Papers in the Biological Sciences

 

Sex Chromosome-wide Transcriptional Suppression and Compensatory Cis- Regulatory Evolution Mediate Gene Expression in the Drosophila Male Germline

Emily L. Landeen, University of Rochester
Christina A. Muirhead, University of Rochester
Lori Wright, University of Rochester
Colin D. Meiklejohn, University of Nebraska-Lincoln
Daven C. Presgraves, University of Rochester

© 2016 Landeen et al. This is an open access article distributed under the terms of the Creative Commons Attribution License

Abstract

The evolution of heteromorphic sex chromosomes has repeatedly resulted in the evolution

of sex chromosome-specific forms of regulation, including sex chromosome dosage compensation in the soma and meiotic sex chromosome inactivation in the germline. In the

male germline of Drosophila melanogaster, a novel but poorly understood form of sex chromosome-specific transcriptional regulation occurs that is distinct from canonical sex

chromosome dosage compensation or meiotic inactivation.
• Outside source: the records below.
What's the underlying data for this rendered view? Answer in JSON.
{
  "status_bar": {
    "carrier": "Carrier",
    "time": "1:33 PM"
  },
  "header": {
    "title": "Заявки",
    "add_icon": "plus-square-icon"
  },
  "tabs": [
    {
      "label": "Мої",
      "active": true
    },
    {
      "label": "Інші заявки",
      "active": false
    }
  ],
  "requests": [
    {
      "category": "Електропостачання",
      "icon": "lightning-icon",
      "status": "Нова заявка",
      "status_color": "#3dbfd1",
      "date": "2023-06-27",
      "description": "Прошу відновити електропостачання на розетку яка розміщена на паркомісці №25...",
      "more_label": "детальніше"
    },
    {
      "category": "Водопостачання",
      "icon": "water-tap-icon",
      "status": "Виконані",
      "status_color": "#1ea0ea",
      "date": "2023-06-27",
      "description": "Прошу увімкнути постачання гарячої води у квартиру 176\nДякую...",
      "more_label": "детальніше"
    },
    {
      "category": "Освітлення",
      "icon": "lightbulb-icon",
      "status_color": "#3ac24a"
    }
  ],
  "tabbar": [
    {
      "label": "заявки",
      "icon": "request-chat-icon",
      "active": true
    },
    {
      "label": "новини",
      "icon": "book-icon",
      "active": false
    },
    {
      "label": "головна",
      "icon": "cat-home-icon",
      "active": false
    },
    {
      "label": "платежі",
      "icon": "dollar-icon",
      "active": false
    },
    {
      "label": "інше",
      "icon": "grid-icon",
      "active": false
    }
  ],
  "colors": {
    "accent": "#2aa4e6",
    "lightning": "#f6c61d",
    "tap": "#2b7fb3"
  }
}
Previous work shows that

expression of reporter genes driven by testis-specific promoters is considerably lower—

approximately 3-fold or more—for transgenes inserted into X chromosome versus autosome

locations. Here we characterize this transcriptional suppression of X-linked genes in

the male germline and its evolutionary consequences. Using transgenes and transpositions,

we show that most endogenous X-linked genes, not just testis-specific ones, are transcriptionally

suppressed several-fold specifically in the Drosophila male germline. In wildtype

testes, this sex chromosome-wide transcriptional suppression is generally undetectable,

being effectively compensated by the gene-by-gene evolutionary recruitment of strong

promoters on the X chromosome. We identify and experimentally validate a promoter element

sequence motif that is enriched upstream of the transcription start sites of hundreds of

testis-expressed genes; evolutionarily conserved across species; associated with strong

gene expression levels in testes; and overrepresented on the X chromosome. These findings

show that the expression of X-linked genes in the Drosophila testes reflects a balance

between chromosome-wide epigenetic transcriptional suppression and long-term compensatory

adaptation by sex-linked genes. Our results have broad implications for the evolution

of gene expression in the Drosophila male germline and for genome evolution.